The title of this post is taken from the phrase the Clinton election team kept in front of its face in the election of 1992. The stupid was added to bring home the fact that the economy was the only thing that mattered in that election. So "it's the economy, stupid" was the theme.
One of the points I have been trying to make here from the start is that it is a mistake to generalize across cultures. That is a tendency on the part of Americans and it has gotten us in some trouble in Iraq and in other places (including in business, I might add.) But generalize we do.
The reason for this is that generalizing about human beings is a part of our culture. We will argue to the heavens, though, that it's not a cultural matter but a rational one. I get this all the time and have had a tough time with students when I raise that issue in the cross-cultural courses I teach. But it is a fact; Americans generalize about human beings because it is a part of our culture to do that. "All men are created equal" is an expression of this. The idea expressed by all pols no matter where they are found along the political spectrum that all people want liberty is another example of this.
But the fact is that people are different and the cultures that set the limits about what is acceptable from them, are all different too. And we need to understand that if we are going to be of any use in trying to solve the problems of the world. From my perspective, though, very few consultants, even the high powered types they fly in to staff these country programs, understand this. They figure if you tinker with the system and get it perfectly balanced, all fine tuned, then you can fly home with another successful country program under your belt and post your resume for the next challenge. But that is a typical American response. Why do they do that? Because it works in America. The problem is that it does not work in other cultures.
An example: They fly in consultants into this part of the world to help get the country humming along democratically. What they end up doing mostly, is writing laws and setting rules and procedures for it all. And what is the result? A nice, pretty new collection of laws of the country but no real change in the way the country does it's business.
The big problem here is corruption and it is a cultural problem, not a legal problem. Everyone points to that nasty little man Kuchma and talks about how bad he was while they go to the premiere school in the area and pay $300 to the principal to get their little dear enrolled.
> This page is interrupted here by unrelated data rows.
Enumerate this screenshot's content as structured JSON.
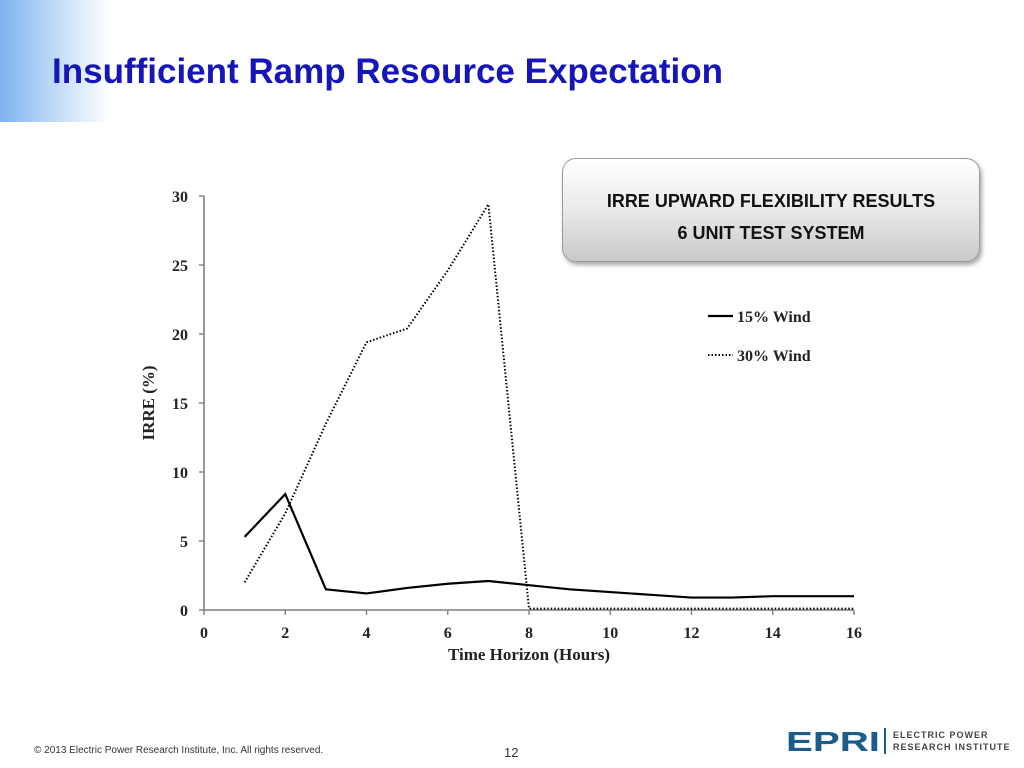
{
  "slide": {
    "title": "Insufficient Ramp Resource Expectation",
    "box_line1": "IRRE UPWARD FLEXIBILITY RESULTS",
    "box_line2": "6 UNIT TEST SYSTEM",
    "copyright": "© 2013 Electric Power Research Institute, Inc. All rights reserved.",
    "page_number": "12",
    "logo_text": "EPRI",
    "logo_line1": "ELECTRIC POWER",
    "logo_line2": "RESEARCH INSTITUTE",
    "title_color": "#1515b8",
    "logo_color": "#1a5d8a"
  },
  "chart_data": {
    "type": "line",
    "title": "",
    "xlabel": "Time Horizon (Hours)",
    "ylabel": "IRRE (%)",
    "xlim": [
      0,
      16
    ],
    "ylim": [
      0,
      30
    ],
    "xticks": [
      0,
      2,
      4,
      6,
      8,
      10,
      12,
      14,
      16
    ],
    "yticks": [
      0,
      5,
      10,
      15,
      20,
      25,
      30
    ],
    "grid": false,
    "legend": "top-right",
    "series": [
      {
        "name": "15% Wind",
        "style": "solid",
        "x": [
          1,
          2,
          3,
          4,
          5,
          6,
          7,
          8,
          9,
          10,
          11,
          12,
          13,
          14,
          15,
          16
        ],
        "y": [
          5.3,
          8.4,
          1.5,
          1.2,
          1.6,
          1.9,
          2.1,
          1.8,
          1.5,
          1.3,
          1.1,
          0.9,
          0.9,
          1.0,
          1.0,
          1.0
        ]
      },
      {
        "name": "30% Wind",
        "style": "dotted",
        "x": [
          1,
          2,
          3,
          4,
          5,
          6,
          7,
          8,
          9,
          10,
          11,
          12,
          13,
          14,
          15,
          16
        ],
        "y": [
          2.0,
          7.0,
          13.5,
          19.4,
          20.4,
          24.6,
          29.4,
          0.1,
          0.1,
          0.1,
          0.1,
          0.1,
          0.1,
          0.1,
          0.1,
          0.1
        ]
      }
    ]
  }
}
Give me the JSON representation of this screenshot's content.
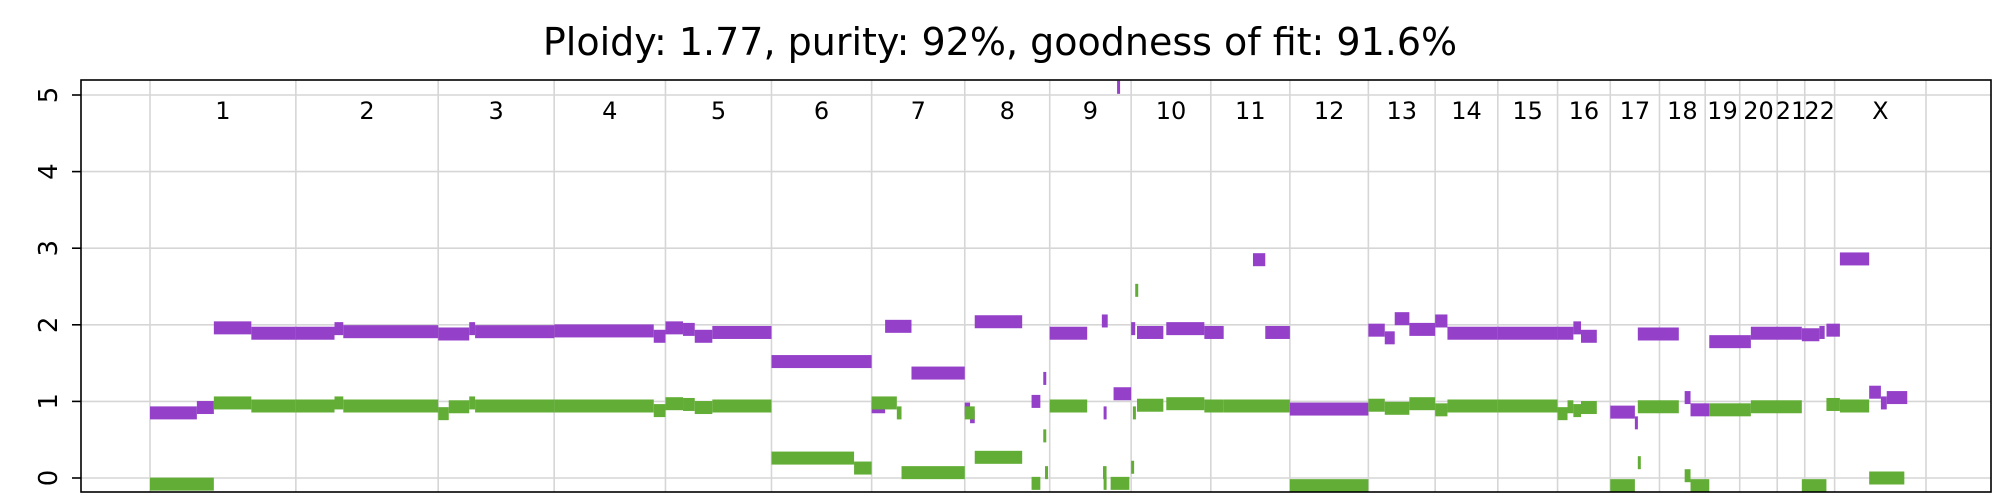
{
  "chart_data": {
    "type": "scatter",
    "title": "Ploidy: 1.77, purity: 92%, goodness of fit: 91.6%",
    "xlabel": "",
    "ylabel": "",
    "ylim": [
      -0.15,
      5.15
    ],
    "yticks": [
      0,
      1,
      2,
      3,
      4,
      5
    ],
    "grid": true,
    "chromosomes": [
      {
        "label": "1",
        "start": 0,
        "end": 249
      },
      {
        "label": "2",
        "start": 249,
        "end": 492
      },
      {
        "label": "3",
        "start": 492,
        "end": 690
      },
      {
        "label": "4",
        "start": 690,
        "end": 880
      },
      {
        "label": "5",
        "start": 880,
        "end": 1061
      },
      {
        "label": "6",
        "start": 1061,
        "end": 1232
      },
      {
        "label": "7",
        "start": 1232,
        "end": 1391
      },
      {
        "label": "8",
        "start": 1391,
        "end": 1536
      },
      {
        "label": "9",
        "start": 1536,
        "end": 1675
      },
      {
        "label": "10",
        "start": 1675,
        "end": 1811
      },
      {
        "label": "11",
        "start": 1811,
        "end": 1946
      },
      {
        "label": "12",
        "start": 1946,
        "end": 2080
      },
      {
        "label": "13",
        "start": 2080,
        "end": 2194
      },
      {
        "label": "14",
        "start": 2194,
        "end": 2301
      },
      {
        "label": "15",
        "start": 2301,
        "end": 2403
      },
      {
        "label": "16",
        "start": 2403,
        "end": 2493
      },
      {
        "label": "17",
        "start": 2493,
        "end": 2577
      },
      {
        "label": "18",
        "start": 2577,
        "end": 2655
      },
      {
        "label": "19",
        "start": 2655,
        "end": 2714
      },
      {
        "label": "20",
        "start": 2714,
        "end": 2778
      },
      {
        "label": "21",
        "start": 2778,
        "end": 2825
      },
      {
        "label": "22",
        "start": 2825,
        "end": 2876
      },
      {
        "label": "X",
        "start": 2876,
        "end": 3032
      }
    ],
    "series": [
      {
        "color": "#9440c8",
        "segments": [
          [
            0,
            80,
            0.85
          ],
          [
            80,
            109,
            0.92
          ],
          [
            109,
            173,
            1.96
          ],
          [
            173,
            249,
            1.89
          ],
          [
            249,
            315,
            1.89
          ],
          [
            315,
            330,
            1.95
          ],
          [
            330,
            492,
            1.91
          ],
          [
            492,
            545,
            1.88
          ],
          [
            545,
            555,
            1.95
          ],
          [
            555,
            690,
            1.91
          ],
          [
            690,
            860,
            1.92
          ],
          [
            860,
            880,
            1.85
          ],
          [
            880,
            910,
            1.96
          ],
          [
            910,
            930,
            1.94
          ],
          [
            930,
            960,
            1.85
          ],
          [
            960,
            1061,
            1.9
          ],
          [
            1061,
            1232,
            1.52
          ],
          [
            1232,
            1255,
            0.93
          ],
          [
            1255,
            1300,
            1.98
          ],
          [
            1300,
            1391,
            1.37
          ],
          [
            1391,
            1400,
            0.9
          ],
          [
            1400,
            1408,
            0.8
          ],
          [
            1408,
            1489,
            2.04
          ],
          [
            1505,
            1520,
            1.0
          ],
          [
            1525,
            1530,
            1.3
          ],
          [
            1536,
            1600,
            1.89
          ],
          [
            1625,
            1635,
            2.05
          ],
          [
            1628,
            1632,
            0.85
          ],
          [
            1651,
            1654,
            5.1
          ],
          [
            1645,
            1675,
            1.1
          ],
          [
            1675,
            1682,
            1.95
          ],
          [
            1685,
            1730,
            1.9
          ],
          [
            1735,
            1800,
            1.95
          ],
          [
            1800,
            1833,
            1.9
          ],
          [
            1883,
            1904,
            2.85
          ],
          [
            1904,
            1946,
            1.9
          ],
          [
            1946,
            2080,
            0.9
          ],
          [
            2080,
            2108,
            1.93
          ],
          [
            2108,
            2125,
            1.83
          ],
          [
            2125,
            2150,
            2.08
          ],
          [
            2150,
            2194,
            1.94
          ],
          [
            2194,
            2215,
            2.05
          ],
          [
            2215,
            2301,
            1.89
          ],
          [
            2301,
            2403,
            1.89
          ],
          [
            2403,
            2430,
            1.89
          ],
          [
            2430,
            2443,
            1.96
          ],
          [
            2443,
            2470,
            1.85
          ],
          [
            2493,
            2535,
            0.86
          ],
          [
            2535,
            2540,
            0.72
          ],
          [
            2540,
            2610,
            1.88
          ],
          [
            2620,
            2630,
            1.05
          ],
          [
            2630,
            2662,
            0.89
          ],
          [
            2662,
            2733,
            1.78
          ],
          [
            2733,
            2820,
            1.89
          ],
          [
            2820,
            2850,
            1.87
          ],
          [
            2850,
            2859,
            1.9
          ],
          [
            2862,
            2885,
            1.93
          ],
          [
            2885,
            2935,
            2.86
          ],
          [
            2935,
            2955,
            1.12
          ],
          [
            2955,
            2965,
            0.98
          ],
          [
            2965,
            3000,
            1.05
          ]
        ]
      },
      {
        "color": "#62ad35",
        "segments": [
          [
            0,
            109,
            -0.08
          ],
          [
            109,
            173,
            0.98
          ],
          [
            173,
            249,
            0.94
          ],
          [
            249,
            315,
            0.94
          ],
          [
            315,
            330,
            0.98
          ],
          [
            330,
            492,
            0.94
          ],
          [
            492,
            510,
            0.84
          ],
          [
            510,
            545,
            0.93
          ],
          [
            545,
            555,
            0.98
          ],
          [
            555,
            690,
            0.94
          ],
          [
            690,
            860,
            0.94
          ],
          [
            860,
            880,
            0.88
          ],
          [
            880,
            910,
            0.97
          ],
          [
            910,
            930,
            0.96
          ],
          [
            930,
            960,
            0.92
          ],
          [
            960,
            1061,
            0.94
          ],
          [
            1061,
            1202,
            0.26
          ],
          [
            1202,
            1232,
            0.13
          ],
          [
            1232,
            1275,
            0.98
          ],
          [
            1275,
            1283,
            0.85
          ],
          [
            1283,
            1391,
            0.07
          ],
          [
            1391,
            1408,
            0.85
          ],
          [
            1408,
            1489,
            0.27
          ],
          [
            1505,
            1520,
            -0.07
          ],
          [
            1525,
            1530,
            0.55
          ],
          [
            1528,
            1530,
            0.07
          ],
          [
            1536,
            1600,
            0.94
          ],
          [
            1627,
            1633,
            0.07
          ],
          [
            1628,
            1632,
            -0.07
          ],
          [
            1640,
            1672,
            -0.07
          ],
          [
            1675,
            1680,
            0.14
          ],
          [
            1682,
            1685,
            2.45
          ],
          [
            1678,
            1682,
            0.85
          ],
          [
            1685,
            1730,
            0.95
          ],
          [
            1735,
            1800,
            0.97
          ],
          [
            1800,
            1833,
            0.94
          ],
          [
            1833,
            1946,
            0.94
          ],
          [
            1946,
            2080,
            -0.1
          ],
          [
            2080,
            2108,
            0.95
          ],
          [
            2108,
            2150,
            0.91
          ],
          [
            2150,
            2194,
            0.97
          ],
          [
            2194,
            2215,
            0.89
          ],
          [
            2215,
            2301,
            0.94
          ],
          [
            2301,
            2403,
            0.94
          ],
          [
            2403,
            2420,
            0.84
          ],
          [
            2420,
            2430,
            0.93
          ],
          [
            2430,
            2443,
            0.88
          ],
          [
            2443,
            2470,
            0.92
          ],
          [
            2493,
            2535,
            -0.1
          ],
          [
            2540,
            2545,
            0.2
          ],
          [
            2540,
            2610,
            0.93
          ],
          [
            2620,
            2630,
            0.03
          ],
          [
            2630,
            2662,
            -0.1
          ],
          [
            2662,
            2733,
            0.89
          ],
          [
            2733,
            2820,
            0.93
          ],
          [
            2820,
            2862,
            -0.1
          ],
          [
            2862,
            2885,
            0.96
          ],
          [
            2885,
            2935,
            0.94
          ],
          [
            2935,
            2995,
            0.0
          ]
        ]
      }
    ]
  }
}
All understood by everyone, all accepted and acceptable, and all perfectly illegal under the law. But Kuchma is the bad guy.
What is going to change that kind of thing? Passing more laws?
Milton Friedman the acclaimed economist once said that he got it wrong in Russia. He had said, "Privatize, privatize, privatize." But he understood that was wrong now. Instead it should have been, "Rule of law, rule of law, rule of law." Well, he's still got it wrong. It is "Culture, culture, culture." And that is a beast of a different order of magnitude.
Here's a quote from Orwell that expresses the point: "Till recently it was thought proper to pretend that human beings are very much alike, but in fact anyone able to use his eyes knows that the average of human behaviour differs from country to country. Things that could happen in one country could not happen in another." It still is proper and in the US, rational to think this way.
And seeing what is before our eyes is an important thing to do if we are going to be useful at all. We in this little blog have tried to do that.